In Search of Lost Time, Volume V_ The Captive, the Fugitive - Marcel Proust [61]
But on certain such evenings I had recourse to a ruse which won me Albertine’s kiss. Knowing how quickly sleep came to her as soon as she lay down (she knew it also, for, instinctively, before lying down, she would take off the slippers which I had given her, and her ring which she placed by the bedside, as she did in her own room when she went to bed), knowing how heavy her sleep was, how affectionate her awakening, I would find an excuse for going to look for something and make her lie down on my bed. When I returned she would be asleep and I saw before me the other woman that she became whenever one saw her full-face. But her personality quickly changed when I lay down beside her and saw her again in profile. I could take her head, lift it up, press her face to my lips, put her arms round my neck, and she would continue to sleep, like a watch that never stops, like an animal that stays in whatever position you put it in, like a climbing plant, a convolvulus which continues to thrust out its tendrils whatever support you give it.
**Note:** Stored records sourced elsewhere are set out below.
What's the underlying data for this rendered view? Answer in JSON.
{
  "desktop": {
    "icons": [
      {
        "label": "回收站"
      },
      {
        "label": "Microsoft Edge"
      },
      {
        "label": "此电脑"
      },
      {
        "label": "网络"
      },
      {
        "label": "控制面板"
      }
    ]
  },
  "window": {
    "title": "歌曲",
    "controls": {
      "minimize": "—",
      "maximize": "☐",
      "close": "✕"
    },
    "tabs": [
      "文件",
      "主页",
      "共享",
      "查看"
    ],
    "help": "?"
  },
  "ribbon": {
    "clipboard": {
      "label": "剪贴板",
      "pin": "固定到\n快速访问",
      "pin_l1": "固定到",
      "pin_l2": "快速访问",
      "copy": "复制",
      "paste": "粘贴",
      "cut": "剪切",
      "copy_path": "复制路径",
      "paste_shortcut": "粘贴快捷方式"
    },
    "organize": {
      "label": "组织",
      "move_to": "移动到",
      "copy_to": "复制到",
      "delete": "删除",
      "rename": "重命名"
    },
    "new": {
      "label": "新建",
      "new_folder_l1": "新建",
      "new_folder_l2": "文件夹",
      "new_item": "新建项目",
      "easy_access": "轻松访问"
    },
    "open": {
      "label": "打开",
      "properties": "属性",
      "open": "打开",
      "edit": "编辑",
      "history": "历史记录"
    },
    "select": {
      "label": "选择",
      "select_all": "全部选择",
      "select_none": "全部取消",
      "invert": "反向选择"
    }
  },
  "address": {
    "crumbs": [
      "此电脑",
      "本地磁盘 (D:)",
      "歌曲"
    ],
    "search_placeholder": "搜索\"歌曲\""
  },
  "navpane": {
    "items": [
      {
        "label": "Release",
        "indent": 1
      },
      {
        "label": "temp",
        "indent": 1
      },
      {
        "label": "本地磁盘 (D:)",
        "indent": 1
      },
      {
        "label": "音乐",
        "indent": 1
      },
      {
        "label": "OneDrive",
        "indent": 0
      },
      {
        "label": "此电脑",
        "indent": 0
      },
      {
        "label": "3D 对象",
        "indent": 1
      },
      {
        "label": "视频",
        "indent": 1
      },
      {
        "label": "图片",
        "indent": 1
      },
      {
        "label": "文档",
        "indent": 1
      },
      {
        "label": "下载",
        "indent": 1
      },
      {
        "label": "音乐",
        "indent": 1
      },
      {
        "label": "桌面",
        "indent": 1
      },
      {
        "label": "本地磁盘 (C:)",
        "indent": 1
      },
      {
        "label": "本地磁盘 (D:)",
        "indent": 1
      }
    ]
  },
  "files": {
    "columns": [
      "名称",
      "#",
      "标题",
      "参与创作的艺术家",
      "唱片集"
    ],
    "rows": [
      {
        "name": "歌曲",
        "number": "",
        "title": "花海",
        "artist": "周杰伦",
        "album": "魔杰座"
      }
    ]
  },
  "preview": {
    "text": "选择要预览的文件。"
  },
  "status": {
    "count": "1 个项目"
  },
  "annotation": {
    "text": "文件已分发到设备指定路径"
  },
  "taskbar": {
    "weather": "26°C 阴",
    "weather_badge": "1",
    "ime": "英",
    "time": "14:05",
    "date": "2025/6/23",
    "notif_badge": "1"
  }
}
Only her breathing was altered by each touch of my fingers, as though she were an instrument on which I was playing and from which I extracted modulations by drawing different notes from one after another of its strings. My jealousy subsided, for I felt that Albertine had become a creature that breathes and is nothing else besides, as was indicated by the regular suspiration in which is expressed that pure physiological function which, wholly fluid, has the solidity neither of speech nor of silence; and, in its ignorance of all evil, drawn seemingly rather from a hollowed reed than from a human being, that breath, truly paradisiacal to me who at such moments felt Albertine to be withdrawn from everything, not only physically but morally, was the pure song of the angels. And yet, in that breathing, I thought to myself of a sudden that perhaps many names of people, borne on the stream of memory, must be revolving.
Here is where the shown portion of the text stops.